The platform pulls data from DataForSEO, OpenAI, Anthropic, and a handful of other vendors. Internally, we say "DataForSEO" in code and in admin pages. But on every client-facing surface - tooltips, badges, error messages, footers, empty states - those vendor names get replaced with generic language.

"Search API" instead of "DataForSEO." "Live data" instead of "DataForSEO pull." "Via Google Trends" for trend data (because Google Trends is the underlying source the client recognizes) rather than the data vendor in between.

This matters because clients aren't paying us so we can resell vendor APIs to them. They're paying us for our judgment about which data matters and how to present it. The moment "DataForSEO" appears in a client tooltip, the client wonders why they're not just buying DataForSEO directly. The vendor name is a leak of agency margin.

This rule is enforced architecturally - the gate is route prefix. Anything under /internal/ is allowed to show vendor names; nothing else is. A static check in the CI pipeline could verify this, and adding that check is on the wishlist.

On AI in the platform

The platform has AI in a lot of places. Task action generation, learning guide creation, content rewriting, schema assessment, technical SEO assessment, full-report generation across organic / technical / content / backlink / priority-actions sections.

The same rule from earlier posts applies here: AI writes the commentary, not the numbers. Every number that gets shown to a user is pulled from a database before the AI prompt is constructed and inserted verbatim. The AI is explicitly told to never invent numbers. When it fails (and it sometimes does - LLMs are pleasers), the schema validation catches it and the user gets an error instead of a hallucinated metric.

The other rule that's been important: AI prompts live in a database table, not in code. There's an internal Alice Prompts editor at /internal/alice-prompts where a super admin can edit any of the fifteen prompts used across the platform and have the change take effect on the next AI call without a deploy. This sounds boring but it matters - prompt engineering is iterative, and the iterations don't deserve a release cycle each.

What I would change

A few months in, a few things would be different on a second build:

Multi-tenant from day one, not retrofitted. I started this as a single-tenant tool and added the company switcher and tenant scoping later. It worked but every query had to be hunted for tenant-correctness. Starting with row-level security in the database (Postgres has it built in; MySQL via discipline) would have saved a lot of manual auditing.

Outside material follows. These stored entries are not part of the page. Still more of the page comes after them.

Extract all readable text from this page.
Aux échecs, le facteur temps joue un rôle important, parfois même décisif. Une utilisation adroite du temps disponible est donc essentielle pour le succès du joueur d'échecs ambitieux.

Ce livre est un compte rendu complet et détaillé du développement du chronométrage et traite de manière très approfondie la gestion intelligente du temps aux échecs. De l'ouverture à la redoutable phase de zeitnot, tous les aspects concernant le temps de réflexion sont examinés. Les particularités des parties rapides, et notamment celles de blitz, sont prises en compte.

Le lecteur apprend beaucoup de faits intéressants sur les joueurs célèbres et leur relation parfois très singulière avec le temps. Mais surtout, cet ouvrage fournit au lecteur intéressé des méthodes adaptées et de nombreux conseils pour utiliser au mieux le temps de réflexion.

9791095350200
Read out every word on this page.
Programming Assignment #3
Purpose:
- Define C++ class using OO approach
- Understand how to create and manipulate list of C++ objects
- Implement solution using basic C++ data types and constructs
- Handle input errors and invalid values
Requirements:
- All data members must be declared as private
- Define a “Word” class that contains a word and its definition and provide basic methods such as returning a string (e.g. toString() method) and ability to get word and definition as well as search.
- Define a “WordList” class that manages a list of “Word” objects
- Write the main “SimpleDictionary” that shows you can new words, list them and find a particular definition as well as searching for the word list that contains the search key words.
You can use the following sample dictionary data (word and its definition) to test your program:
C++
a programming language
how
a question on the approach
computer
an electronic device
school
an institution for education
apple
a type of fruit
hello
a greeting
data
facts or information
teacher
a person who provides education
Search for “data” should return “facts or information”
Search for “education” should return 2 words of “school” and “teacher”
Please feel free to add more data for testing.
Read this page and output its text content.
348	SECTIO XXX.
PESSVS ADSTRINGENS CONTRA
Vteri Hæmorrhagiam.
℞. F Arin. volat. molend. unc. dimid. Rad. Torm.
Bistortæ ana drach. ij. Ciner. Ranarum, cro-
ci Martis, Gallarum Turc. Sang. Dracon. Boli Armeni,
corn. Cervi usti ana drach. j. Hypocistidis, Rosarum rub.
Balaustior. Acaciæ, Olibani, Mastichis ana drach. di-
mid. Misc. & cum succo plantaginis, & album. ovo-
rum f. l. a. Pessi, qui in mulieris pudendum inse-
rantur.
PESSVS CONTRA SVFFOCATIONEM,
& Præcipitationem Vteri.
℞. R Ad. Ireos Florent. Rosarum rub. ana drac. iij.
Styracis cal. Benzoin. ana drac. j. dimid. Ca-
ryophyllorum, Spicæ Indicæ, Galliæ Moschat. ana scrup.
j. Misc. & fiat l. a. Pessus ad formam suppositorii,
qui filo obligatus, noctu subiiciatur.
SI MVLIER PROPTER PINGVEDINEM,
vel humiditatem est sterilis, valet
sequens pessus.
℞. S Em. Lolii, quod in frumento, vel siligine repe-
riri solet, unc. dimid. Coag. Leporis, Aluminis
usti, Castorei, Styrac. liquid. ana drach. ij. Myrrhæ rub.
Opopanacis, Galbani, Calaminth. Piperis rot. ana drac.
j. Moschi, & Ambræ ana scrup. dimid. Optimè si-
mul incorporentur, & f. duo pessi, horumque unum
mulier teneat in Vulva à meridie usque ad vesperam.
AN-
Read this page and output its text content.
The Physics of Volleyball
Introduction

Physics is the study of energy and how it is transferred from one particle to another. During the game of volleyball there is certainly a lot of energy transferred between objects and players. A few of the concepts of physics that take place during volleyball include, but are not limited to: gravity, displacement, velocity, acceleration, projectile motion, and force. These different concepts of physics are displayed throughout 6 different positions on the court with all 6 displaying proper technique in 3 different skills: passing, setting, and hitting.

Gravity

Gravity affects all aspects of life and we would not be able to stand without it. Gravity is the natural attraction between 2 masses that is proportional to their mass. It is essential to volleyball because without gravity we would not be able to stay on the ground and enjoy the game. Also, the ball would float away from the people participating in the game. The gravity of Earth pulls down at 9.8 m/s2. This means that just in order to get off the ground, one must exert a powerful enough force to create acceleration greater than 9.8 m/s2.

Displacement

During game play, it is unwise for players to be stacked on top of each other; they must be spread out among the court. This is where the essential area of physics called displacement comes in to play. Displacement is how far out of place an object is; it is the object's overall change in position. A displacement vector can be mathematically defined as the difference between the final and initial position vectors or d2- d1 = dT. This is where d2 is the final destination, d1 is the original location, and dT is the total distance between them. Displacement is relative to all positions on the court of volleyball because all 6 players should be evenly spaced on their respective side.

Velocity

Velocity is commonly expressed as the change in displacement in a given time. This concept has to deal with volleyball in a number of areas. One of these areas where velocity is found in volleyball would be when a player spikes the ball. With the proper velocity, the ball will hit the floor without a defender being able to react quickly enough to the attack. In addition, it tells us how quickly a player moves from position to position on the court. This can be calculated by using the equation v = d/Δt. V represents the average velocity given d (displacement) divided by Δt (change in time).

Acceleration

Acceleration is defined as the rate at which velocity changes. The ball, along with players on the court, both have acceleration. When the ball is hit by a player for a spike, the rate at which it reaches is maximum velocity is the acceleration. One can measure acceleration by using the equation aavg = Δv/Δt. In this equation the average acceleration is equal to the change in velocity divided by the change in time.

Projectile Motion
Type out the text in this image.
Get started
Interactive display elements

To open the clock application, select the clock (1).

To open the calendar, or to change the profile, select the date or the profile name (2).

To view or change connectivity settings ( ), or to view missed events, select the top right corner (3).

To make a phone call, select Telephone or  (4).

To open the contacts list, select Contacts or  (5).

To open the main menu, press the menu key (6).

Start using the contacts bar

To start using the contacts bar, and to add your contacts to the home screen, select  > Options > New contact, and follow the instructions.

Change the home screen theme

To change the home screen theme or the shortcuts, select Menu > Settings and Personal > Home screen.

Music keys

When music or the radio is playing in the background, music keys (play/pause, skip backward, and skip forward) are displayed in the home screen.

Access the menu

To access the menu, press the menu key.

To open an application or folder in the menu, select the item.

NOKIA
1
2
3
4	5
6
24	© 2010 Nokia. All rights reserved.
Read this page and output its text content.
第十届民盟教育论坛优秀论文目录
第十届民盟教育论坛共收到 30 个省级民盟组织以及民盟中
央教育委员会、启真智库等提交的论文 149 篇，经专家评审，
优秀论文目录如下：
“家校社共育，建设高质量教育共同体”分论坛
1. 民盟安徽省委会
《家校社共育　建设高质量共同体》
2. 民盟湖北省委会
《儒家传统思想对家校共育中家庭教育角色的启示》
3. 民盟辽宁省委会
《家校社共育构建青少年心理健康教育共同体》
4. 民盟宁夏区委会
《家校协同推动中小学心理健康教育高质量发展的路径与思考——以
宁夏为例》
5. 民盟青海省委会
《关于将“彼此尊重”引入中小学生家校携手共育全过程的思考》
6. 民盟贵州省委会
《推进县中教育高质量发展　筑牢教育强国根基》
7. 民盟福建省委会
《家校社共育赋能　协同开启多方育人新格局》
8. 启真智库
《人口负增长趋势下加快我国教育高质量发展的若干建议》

A managed cloud database instead of self-hosted MySQL. Same story as the ad-spend dashboard post. Managed cloud Postgres or BigQuery would simplify backups, point-in-time recovery, and replication. The cost difference at agency-data volumes is negligible compared to the time saved on the deployment story.

Separate the front-end build into its own deploy artifact. Right now Vite-compiled assets are built on the server after each git pull. This works but means the deploy is "git pull → npm build → artisan optimize:clear" which is three steps where it could be one. Building the assets in CI and shipping a pre-built tarball would tighten this.

But the core promise - that a ten-person agency can run on one Laravel application that holds both the team's workflow and every client's portal - has held up. We're paying for AWS, DataForSEO, OpenAI, GitHub, and a managed host. That's it. The compounding effect of "everything is one query away" against "everything is one tab away" is the kind of leverage you don't feel until you've worked both ways.

If you're an agency thinking about the build vs buy decision, the question isn't whether the tools you'd buy are good. They are. The question is whether the integrations between those tools are where your real productivity lives. For us, they were. So we built the thirteenth tool that talks to all twelve.